Meine Hardware wird dann wie folgt aussehen.

Setup1:

Gigabyte GAMA790GP-DS4H
Phenom II 920
OCZ XTC 4GB DDR2 1066
4870 1GB Powercolor



Setup2:

ASUS A8N SLI
Athlon 3000+
Mushkin DDR400



Setup3:

Gigabyte GAMA790GP-DS4H
Athlon 64 X2 3600+
OCZ XTC 4GB DDR2 1066
4870 1GB Powercolor


Meine Frage ist jetzt ob sich die beiden Athlons gut benchen lassen oder der CB schon im positiven Bereich liegt.

Wieviel Dice würdet ihr mir denn empfehlen ?

Ich denke so 6.5KG sollten reichen, da ich nicht länger als 10 Stunden daran sitzen werde....


Gruß Speddy411


----------



## theLamer (14. August 2009)

Coldbug kann, muss nicht im Positiven BEreich liegen...
Wenn, dann sehr wenig Dice (ein paar Pellets )... so dass es nicht zu kalt wird. Ansonsten wird dir der Coldbug in der Tat einen Strich durch die Rechnung machen.

Habe mal einen 4000+ unter DICE gehabt (Genauer in einer DICE-Propanol-Suppe) und auch Probs mit dem Coldbug (-15°C) gehabt. Da braucht man schon sehr viel Erfahrung + ein gutes Thermometer. 

Denke mal unter -20°C macht fast keine CPU der genannten Architektur mehr mit


----------



## speddy411 (14. August 2009)

Hmm ok....

Kannst du mir ein gutes Thermometer empfehlen ?

Der PhII wird aber gut gehen denke ich..Ist ja beim Weltrekord auch auf -20x gegangen. 


//edit//

Reicht die Menge an Dice denn ?


Gruß Speddy411


----------



## der8auer (15. August 2009)

Ja die Menge an DICE sollte fuers erste Mal reichen  Die meisten Athlons haben einen CB zwischen 0 und -20 Grad.

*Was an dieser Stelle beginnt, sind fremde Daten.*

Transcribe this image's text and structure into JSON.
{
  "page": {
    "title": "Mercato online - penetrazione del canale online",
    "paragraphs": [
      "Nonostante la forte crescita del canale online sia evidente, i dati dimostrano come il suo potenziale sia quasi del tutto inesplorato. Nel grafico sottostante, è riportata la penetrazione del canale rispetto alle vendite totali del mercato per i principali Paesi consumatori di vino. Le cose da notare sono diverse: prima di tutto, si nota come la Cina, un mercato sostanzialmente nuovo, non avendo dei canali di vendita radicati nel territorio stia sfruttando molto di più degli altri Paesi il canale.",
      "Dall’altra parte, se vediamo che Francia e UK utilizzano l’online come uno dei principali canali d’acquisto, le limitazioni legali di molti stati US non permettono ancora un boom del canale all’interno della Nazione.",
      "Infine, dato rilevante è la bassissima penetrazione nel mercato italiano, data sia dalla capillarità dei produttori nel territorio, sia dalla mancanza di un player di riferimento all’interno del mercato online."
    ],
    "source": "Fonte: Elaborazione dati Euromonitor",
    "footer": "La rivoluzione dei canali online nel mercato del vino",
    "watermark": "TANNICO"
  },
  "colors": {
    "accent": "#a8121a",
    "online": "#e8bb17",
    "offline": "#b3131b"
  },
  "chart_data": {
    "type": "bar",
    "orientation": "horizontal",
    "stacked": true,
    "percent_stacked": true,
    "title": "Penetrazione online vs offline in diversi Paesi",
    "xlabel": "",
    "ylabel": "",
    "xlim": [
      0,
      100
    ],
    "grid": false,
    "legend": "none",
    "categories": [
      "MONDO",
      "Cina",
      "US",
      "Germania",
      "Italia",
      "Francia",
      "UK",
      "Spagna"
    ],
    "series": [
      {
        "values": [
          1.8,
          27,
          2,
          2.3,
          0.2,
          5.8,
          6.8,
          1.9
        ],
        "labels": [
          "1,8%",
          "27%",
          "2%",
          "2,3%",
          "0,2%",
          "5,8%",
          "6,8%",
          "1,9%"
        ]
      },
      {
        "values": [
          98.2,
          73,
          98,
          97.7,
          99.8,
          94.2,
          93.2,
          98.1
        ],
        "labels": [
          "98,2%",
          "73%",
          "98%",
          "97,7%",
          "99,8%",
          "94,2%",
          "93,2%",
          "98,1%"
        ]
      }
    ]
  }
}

Als Thermometer kann ich dir das Voltcraft K102 + K-Type Temperaturfuehler empfehlen.


----------



## CoNtAcT (18. August 2009)

der8auer schrieb:


> Ja die Menge an DICE sollte fuers erste Mal reichen  Die meisten Athlons haben einen CB zwischen 0 und -20 Grad.
> 
> Als Thermometer kann ich dir das Voltcraft K102 + K-Type Temperaturfuehler empfehlen.

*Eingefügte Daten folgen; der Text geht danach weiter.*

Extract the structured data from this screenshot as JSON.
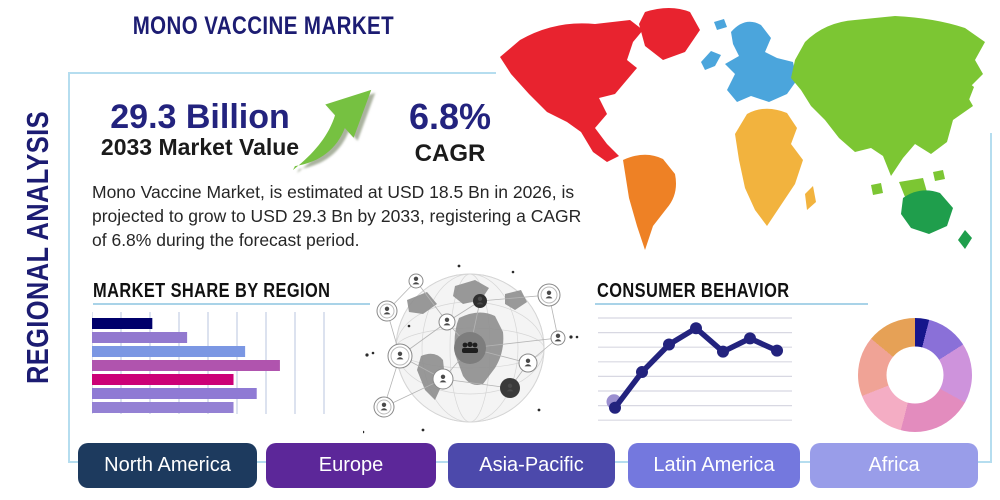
{
  "page_title": "MONO VACCINE MARKET",
  "side_label": "REGIONAL ANALYSIS",
  "stats": {
    "market_value": "29.3 Billion",
    "market_value_label": "2033 Market Value",
    "cagr_value": "6.8%",
    "cagr_label": "CAGR",
    "arrow_color": "#76c141"
  },
  "description": "Mono Vaccine Market, is estimated at USD 18.5 Bn in 2026, is projected to grow to USD 29.3 Bn by 2033, registering a CAGR of 6.8% during the forecast period.",
  "colors": {
    "navy_text": "#1c1c72",
    "card_border": "#b5ddef",
    "heading_underline": "#a9d3e8"
  },
  "chart_data": [
    {
      "type": "bar",
      "title": "MARKET SHARE BY REGION",
      "orientation": "horizontal",
      "categories": [
        "bar-1",
        "bar-2",
        "bar-3",
        "bar-4",
        "bar-5",
        "bar-6",
        "bar-7"
      ],
      "values": [
        26,
        41,
        66,
        81,
        61,
        71,
        61
      ],
      "value_scale": "relative 0-100 of axis width (no numeric labels shown)",
      "bar_colors": [
        "#00006b",
        "#9279cf",
        "#7b97e3",
        "#b054ae",
        "#cc0077",
        "#8f7ad4",
        "#9481d4"
      ],
      "grid": "vertical light lines",
      "grid_color": "#ccd6e8"
    },
    {
      "type": "line",
      "title": "CONSUMER BEHAVIOR",
      "x": [
        1,
        2,
        3,
        4,
        5,
        6,
        7
      ],
      "values": [
        12,
        47,
        74,
        90,
        67,
        80,
        68
      ],
      "value_scale": "relative 0-100 (no numeric labels shown)",
      "line_color": "#23237e",
      "marker": "round dots",
      "start_highlight_color": "#9b8fd0",
      "grid": "horizontal light lines",
      "grid_color": "#d8d8e2"
    },
    {
      "type": "pie",
      "subtype": "donut",
      "title": "",
      "slices": [
        {
          "color": "#16168c",
          "percent": 4
        },
        {
          "color": "#8a70d8",
          "percent": 12
        },
        {
          "color": "#ce93dc",
          "percent": 17
        },
        {
          "color": "#e38cbe",
          "percent": 21
        },
        {
          "color": "#f4adc4",
          "percent": 15
        },
        {
          "color": "#f0a396",
          "percent": 17
        },
        {
          "color": "#e6a156",
          "percent": 14
        }
      ]
    }
  ],
  "sections": {
    "market_share_title": "MARKET SHARE BY REGION",
    "consumer_behavior_title": "CONSUMER BEHAVIOR"
  },
  "buttons": [
    {
      "label": "North America",
      "color": "#1d3a5e"
    },
    {
      "label": "Europe",
      "color": "#5c2799"
    },
    {
      "label": "Asia-Pacific",
      "color": "#4c49ab"
    },
    {
      "label": "Latin America",
      "color": "#7478de"
    },
    {
      "label": "Africa",
      "color": "#999de9"
    }
  ],
  "map_regions": [
    {
      "name": "North America",
      "color": "#e8232f"
    },
    {
      "name": "Greenland",
      "color": "#e8232f"
    },
    {
      "name": "South America",
      "color": "#ee8125"
    },
    {
      "name": "Europe",
      "color": "#4ba5dc"
    },
    {
      "name": "Africa",
      "color": "#f2b33e"
    },
    {
      "name": "Asia",
      "color": "#7cc633"
    },
    {
      "name": "Australia",
      "color": "#1f9e4c"
    }
  ]
}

Jupp, kann ich auch nur empfehlen. Ich habe das K101, dies ist ca. 15 € billiger bei Conrad. Wenn du das Setup 2 und 3 testest, würde ich den Pot ca. halb voll mit Alkohol machen, um die Masse zu vergrößern! Beim ersten Setup, das ich an deiner Stelle als erstes ausprobieren würde, nur ein drittel! Weil du bestimmt beim 920er die vollen -79 Grad fahren kannst und das zum üben auf jeden Fall einfacher ist. 
Benche diesen Freitag auch mit Dice, LN2 bekomme ich auf die Schnelle jetzt nicht her, bzw.. den Leihdewar! Aber dieses mal setzte ich meine 4890er von Asus auch unter Dice.


----------



## der8auer (18. August 2009)

Die 4890er skalieren leider fast gar nicht auf Kaelte  Trotzdem viel Erfolg


----------



## speddy411 (18. August 2009)

Das die 4870 und 90 nicht gut rennen wusste ich aber leide habe ich keine andere Karte mehr hier sonst müsste die dran glauben 


Gruß Speddy411


----------